Inexorablemente, cada día, se produce el prodigioso acto de entrega del sol a las sombras de la noche y la noche al sol.
Entrega poética que se materializa espléndidamente con la aparición en el firmamento, mudo, de dos fenómenos naturales sublimes: el ocaso que todos perciben y la aurora, disfrutada solamente por los madrugadores que quieren beber agua clara y los labradores para comenzar su rutina diaria de cuidar sus cultivos.
En mi amada Venezuela dos ciudades, bellas ambas, musicales ambas y artesanales ambas, son conocidas por el crepúsculo heraldo de la despedida del día, Barquisimeto y Juangriego.
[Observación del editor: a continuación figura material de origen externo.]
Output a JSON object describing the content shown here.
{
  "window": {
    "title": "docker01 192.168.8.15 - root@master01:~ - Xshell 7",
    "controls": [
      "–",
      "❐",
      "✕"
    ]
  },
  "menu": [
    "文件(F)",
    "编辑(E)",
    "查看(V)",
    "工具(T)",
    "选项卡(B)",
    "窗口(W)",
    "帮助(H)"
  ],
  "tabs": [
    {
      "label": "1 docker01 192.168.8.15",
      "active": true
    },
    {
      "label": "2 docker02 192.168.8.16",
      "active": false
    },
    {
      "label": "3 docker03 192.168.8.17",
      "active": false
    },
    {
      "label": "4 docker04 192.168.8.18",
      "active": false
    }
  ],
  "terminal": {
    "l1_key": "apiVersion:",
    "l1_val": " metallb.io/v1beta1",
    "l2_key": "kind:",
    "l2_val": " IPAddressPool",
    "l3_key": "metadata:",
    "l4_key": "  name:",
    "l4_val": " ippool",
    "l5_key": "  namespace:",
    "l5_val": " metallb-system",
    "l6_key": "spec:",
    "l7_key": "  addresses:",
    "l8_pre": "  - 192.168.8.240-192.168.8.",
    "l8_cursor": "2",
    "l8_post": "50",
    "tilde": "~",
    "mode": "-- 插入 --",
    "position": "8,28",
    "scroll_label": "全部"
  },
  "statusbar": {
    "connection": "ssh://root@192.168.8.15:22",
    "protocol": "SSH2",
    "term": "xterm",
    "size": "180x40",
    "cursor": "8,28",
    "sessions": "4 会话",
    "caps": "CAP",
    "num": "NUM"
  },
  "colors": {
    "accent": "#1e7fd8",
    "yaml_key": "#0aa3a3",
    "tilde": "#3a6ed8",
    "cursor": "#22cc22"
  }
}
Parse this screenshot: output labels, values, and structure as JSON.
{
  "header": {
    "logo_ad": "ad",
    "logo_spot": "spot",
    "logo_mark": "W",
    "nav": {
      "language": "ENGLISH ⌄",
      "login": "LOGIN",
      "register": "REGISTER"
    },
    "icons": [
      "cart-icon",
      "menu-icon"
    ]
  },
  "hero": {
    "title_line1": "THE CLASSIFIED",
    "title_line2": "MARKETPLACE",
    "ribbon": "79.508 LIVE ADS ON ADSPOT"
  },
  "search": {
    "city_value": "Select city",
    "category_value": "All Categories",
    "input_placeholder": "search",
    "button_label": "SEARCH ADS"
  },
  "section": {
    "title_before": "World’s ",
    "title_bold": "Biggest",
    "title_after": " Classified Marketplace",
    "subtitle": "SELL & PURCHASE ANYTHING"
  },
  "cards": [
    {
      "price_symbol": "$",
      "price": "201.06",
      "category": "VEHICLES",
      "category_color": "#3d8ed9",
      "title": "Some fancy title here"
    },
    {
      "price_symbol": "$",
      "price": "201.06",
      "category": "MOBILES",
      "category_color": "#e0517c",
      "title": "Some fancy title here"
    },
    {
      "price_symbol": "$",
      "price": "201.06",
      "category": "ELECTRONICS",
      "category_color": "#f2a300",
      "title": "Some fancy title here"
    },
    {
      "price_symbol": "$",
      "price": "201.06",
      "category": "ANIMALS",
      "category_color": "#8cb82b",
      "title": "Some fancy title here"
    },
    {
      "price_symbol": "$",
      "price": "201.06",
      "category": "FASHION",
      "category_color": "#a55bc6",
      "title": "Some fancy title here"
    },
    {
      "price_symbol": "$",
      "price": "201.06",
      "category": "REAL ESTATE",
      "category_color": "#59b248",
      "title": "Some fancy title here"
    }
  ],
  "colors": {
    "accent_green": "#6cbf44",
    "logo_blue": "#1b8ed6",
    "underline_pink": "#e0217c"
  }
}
Tú y yo, dueña mía, hemos disfrutado, cuando las nubes traviesas lo permiten, el crepúsculo de Juangriego, que produce la sensación de que fuera el mar, y no la noche, el que se tragara al sol.
¡Maravilloso este espectáculo de luz que se resiste a morir!
Si yo fuera pintor, y no poeta, pintaría para ti, solamente para ti, amor, ese crepúsculo que nos ha deslumbrado con la brillantez de sus rayos, que se va extinguiendo como en cámara lenta, en lucha inútil.